In preproduction lots of stages of the film need to be addressed. Two things we are tackling at once is props and locations. We’ve been scouting locations for the film for what seems like months. Some of the bigger more difficult locations to secure are a midsize grocery store, a church and a cemetery. Luckily my dad and mom who live outside of Bauxite, AR are letting me use my childhood home (they still live there) as the home for our lead, Toby and his mother. Cemeteries are virtually everywhere in central AR and we’ve found some great ones. The trouble again is balance. Sometimes the cemeteries would be very cinematic but too close to the city or overgrown and unattractive while far out in the country. We found a great cemetery that falls right in the middle and is isolated enough to keep us from bothering anyone — and it’s right down the road from a great historical church. Churches are another big issue that has proven very difficult to get access to and be able to film. I don’t know if a memo went out to all the Southern and Missionary Baptists in AR not to let people film but we’ve been rejected or ignored from about 12 different churches. Everyone says “Oh you can film at my church no problem!” and when I come by and talk to the pastor he says he’ll bring it up with the board and I know that’s not a good sign. A good sign (like that segue?) is what I need. Toby begins the film replacing letters on the church sign and he uses a ladder in the process because it is a tall sign off the ground. Finding a good tall church sign has been a task too. Most churches have signs on the ground or if they’re above the ground they’re digital marquees now. it’s important to the story I think that he start off the film up in the air doing something ritualistic for his church. It reminds me of what I used to do for my church at Pleasant Hill Baptist growing up in Sardis, AR.

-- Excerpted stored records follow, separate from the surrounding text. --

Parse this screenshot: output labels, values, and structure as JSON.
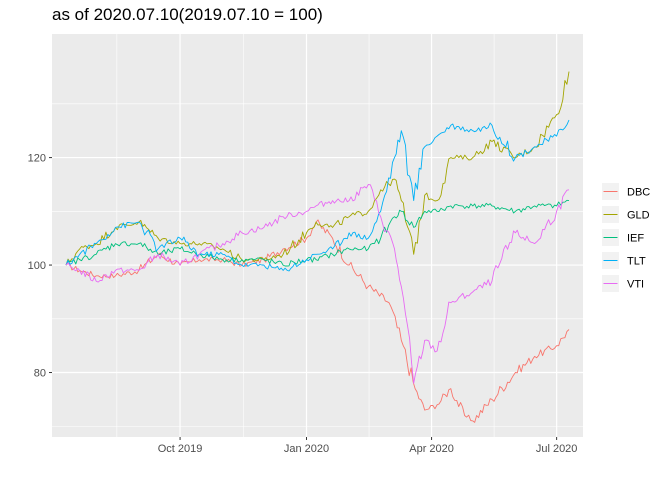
{
  "chart_data": {
    "type": "line",
    "title": "as of 2020.07.10(2019.07.10 = 100)",
    "xlabel": "",
    "ylabel": "",
    "x_range": [
      "2019-07-10",
      "2020-07-10"
    ],
    "ylim": [
      68,
      143
    ],
    "x_ticks": [
      {
        "label": "Oct 2019",
        "date": "2019-10-01"
      },
      {
        "label": "Jan 2020",
        "date": "2020-01-01"
      },
      {
        "label": "Apr 2020",
        "date": "2020-04-01"
      },
      {
        "label": "Jul 2020",
        "date": "2020-07-01"
      }
    ],
    "y_ticks": [
      80,
      100,
      120
    ],
    "grid": true,
    "legend_position": "right",
    "background": "#ebebeb",
    "series": [
      {
        "name": "DBC",
        "color": "#F8766D",
        "points": [
          [
            "2019-07-10",
            100
          ],
          [
            "2019-07-20",
            99
          ],
          [
            "2019-08-01",
            98
          ],
          [
            "2019-08-15",
            98
          ],
          [
            "2019-09-01",
            99
          ],
          [
            "2019-09-15",
            102
          ],
          [
            "2019-10-01",
            100
          ],
          [
            "2019-10-15",
            101
          ],
          [
            "2019-11-01",
            101
          ],
          [
            "2019-11-15",
            100
          ],
          [
            "2019-12-01",
            101
          ],
          [
            "2019-12-15",
            103
          ],
          [
            "2020-01-01",
            105
          ],
          [
            "2020-01-08",
            108
          ],
          [
            "2020-01-20",
            105
          ],
          [
            "2020-02-01",
            100
          ],
          [
            "2020-02-15",
            96
          ],
          [
            "2020-03-01",
            93
          ],
          [
            "2020-03-10",
            86
          ],
          [
            "2020-03-20",
            77
          ],
          [
            "2020-03-27",
            73
          ],
          [
            "2020-04-05",
            74
          ],
          [
            "2020-04-15",
            77
          ],
          [
            "2020-04-25",
            72
          ],
          [
            "2020-05-01",
            71
          ],
          [
            "2020-05-15",
            75
          ],
          [
            "2020-06-01",
            80
          ],
          [
            "2020-06-15",
            83
          ],
          [
            "2020-07-01",
            85
          ],
          [
            "2020-07-10",
            88
          ]
        ]
      },
      {
        "name": "GLD",
        "color": "#A3A500",
        "points": [
          [
            "2019-07-10",
            100
          ],
          [
            "2019-07-20",
            103
          ],
          [
            "2019-08-01",
            104
          ],
          [
            "2019-08-15",
            107
          ],
          [
            "2019-09-01",
            108
          ],
          [
            "2019-09-15",
            105
          ],
          [
            "2019-10-01",
            104
          ],
          [
            "2019-10-15",
            104
          ],
          [
            "2019-11-01",
            103
          ],
          [
            "2019-11-15",
            101
          ],
          [
            "2019-12-01",
            101
          ],
          [
            "2019-12-15",
            102
          ],
          [
            "2020-01-01",
            106
          ],
          [
            "2020-01-08",
            108
          ],
          [
            "2020-01-20",
            107
          ],
          [
            "2020-02-01",
            109
          ],
          [
            "2020-02-15",
            110
          ],
          [
            "2020-02-24",
            114
          ],
          [
            "2020-03-05",
            116
          ],
          [
            "2020-03-10",
            112
          ],
          [
            "2020-03-19",
            102
          ],
          [
            "2020-03-27",
            113
          ],
          [
            "2020-04-05",
            112
          ],
          [
            "2020-04-15",
            120
          ],
          [
            "2020-05-01",
            120
          ],
          [
            "2020-05-15",
            123
          ],
          [
            "2020-06-01",
            120
          ],
          [
            "2020-06-15",
            122
          ],
          [
            "2020-07-01",
            128
          ],
          [
            "2020-07-10",
            136
          ]
        ]
      },
      {
        "name": "IEF",
        "color": "#00BF7D",
        "points": [
          [
            "2019-07-10",
            100
          ],
          [
            "2019-07-20",
            101
          ],
          [
            "2019-08-01",
            102
          ],
          [
            "2019-08-15",
            104
          ],
          [
            "2019-09-01",
            104
          ],
          [
            "2019-09-15",
            102
          ],
          [
            "2019-10-01",
            103
          ],
          [
            "2019-10-15",
            102
          ],
          [
            "2019-11-01",
            101
          ],
          [
            "2019-11-15",
            101
          ],
          [
            "2019-12-01",
            101
          ],
          [
            "2019-12-15",
            100
          ],
          [
            "2020-01-01",
            101
          ],
          [
            "2020-01-08",
            101
          ],
          [
            "2020-01-20",
            102
          ],
          [
            "2020-02-01",
            103
          ],
          [
            "2020-02-15",
            103
          ],
          [
            "2020-02-24",
            105
          ],
          [
            "2020-03-05",
            109
          ],
          [
            "2020-03-10",
            110
          ],
          [
            "2020-03-19",
            107
          ],
          [
            "2020-03-27",
            110
          ],
          [
            "2020-04-05",
            110
          ],
          [
            "2020-04-15",
            111
          ],
          [
            "2020-05-01",
            111
          ],
          [
            "2020-05-15",
            111
          ],
          [
            "2020-06-01",
            110
          ],
          [
            "2020-06-15",
            111
          ],
          [
            "2020-07-01",
            111
          ],
          [
            "2020-07-10",
            112
          ]
        ]
      },
      {
        "name": "TLT",
        "color": "#00B0F6",
        "points": [
          [
            "2019-07-10",
            100
          ],
          [
            "2019-07-20",
            102
          ],
          [
            "2019-08-01",
            104
          ],
          [
            "2019-08-15",
            107
          ],
          [
            "2019-09-01",
            108
          ],
          [
            "2019-09-15",
            103
          ],
          [
            "2019-10-01",
            105
          ],
          [
            "2019-10-15",
            102
          ],
          [
            "2019-11-01",
            102
          ],
          [
            "2019-11-15",
            100
          ],
          [
            "2019-12-01",
            100
          ],
          [
            "2019-12-15",
            99
          ],
          [
            "2020-01-01",
            101
          ],
          [
            "2020-01-08",
            102
          ],
          [
            "2020-01-20",
            103
          ],
          [
            "2020-02-01",
            106
          ],
          [
            "2020-02-15",
            105
          ],
          [
            "2020-02-24",
            110
          ],
          [
            "2020-03-05",
            120
          ],
          [
            "2020-03-10",
            125
          ],
          [
            "2020-03-19",
            112
          ],
          [
            "2020-03-27",
            122
          ],
          [
            "2020-04-05",
            124
          ],
          [
            "2020-04-15",
            126
          ],
          [
            "2020-05-01",
            125
          ],
          [
            "2020-05-15",
            126
          ],
          [
            "2020-06-01",
            120
          ],
          [
            "2020-06-15",
            122
          ],
          [
            "2020-07-01",
            124
          ],
          [
            "2020-07-10",
            127
          ]
        ]
      },
      {
        "name": "VTI",
        "color": "#E76BF3",
        "points": [
          [
            "2019-07-10",
            100
          ],
          [
            "2019-07-20",
            99
          ],
          [
            "2019-08-01",
            97
          ],
          [
            "2019-08-15",
            99
          ],
          [
            "2019-09-01",
            99
          ],
          [
            "2019-09-15",
            102
          ],
          [
            "2019-10-01",
            100
          ],
          [
            "2019-10-15",
            102
          ],
          [
            "2019-11-01",
            104
          ],
          [
            "2019-11-15",
            106
          ],
          [
            "2019-12-01",
            107
          ],
          [
            "2019-12-15",
            109
          ],
          [
            "2020-01-01",
            110
          ],
          [
            "2020-01-08",
            111
          ],
          [
            "2020-01-20",
            112
          ],
          [
            "2020-02-01",
            112
          ],
          [
            "2020-02-15",
            115
          ],
          [
            "2020-02-24",
            109
          ],
          [
            "2020-03-05",
            103
          ],
          [
            "2020-03-10",
            96
          ],
          [
            "2020-03-19",
            78
          ],
          [
            "2020-03-27",
            86
          ],
          [
            "2020-04-05",
            84
          ],
          [
            "2020-04-15",
            93
          ],
          [
            "2020-05-01",
            95
          ],
          [
            "2020-05-15",
            97
          ],
          [
            "2020-06-01",
            106
          ],
          [
            "2020-06-15",
            104
          ],
          [
            "2020-07-01",
            110
          ],
          [
            "2020-07-10",
            114
          ]
        ]
      }
    ]
  }
}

The next hurdle of a location we’re in the midst of looking for is woods. Woods in Arkansas? That’s hard to find! Well yes and no. We need private property or state property so we don’t have to worry about people shooting at us as we’ll be filming right as hunting season starts. I also have a very climactic scene in the film where I need a large tree with strong limbs about 12 feet off the ground with one limb directly above the other. I’ve been to Burns Park, Allsop Park, Lake Maumelle, Roland, AR and have searched high and low for this type of setup— a set of woods with a clearing and this type of tree–and it’s been nearly impossible searching just on weekends. I enlisted some friends on Facebook and have had great leads but it’s been very difficult to find the “perfect location.” That’s part of the fun though. Searching, seeking and when you finally find it, you can’t beat that feeling. I hope to have a similar feeling after the film is complete.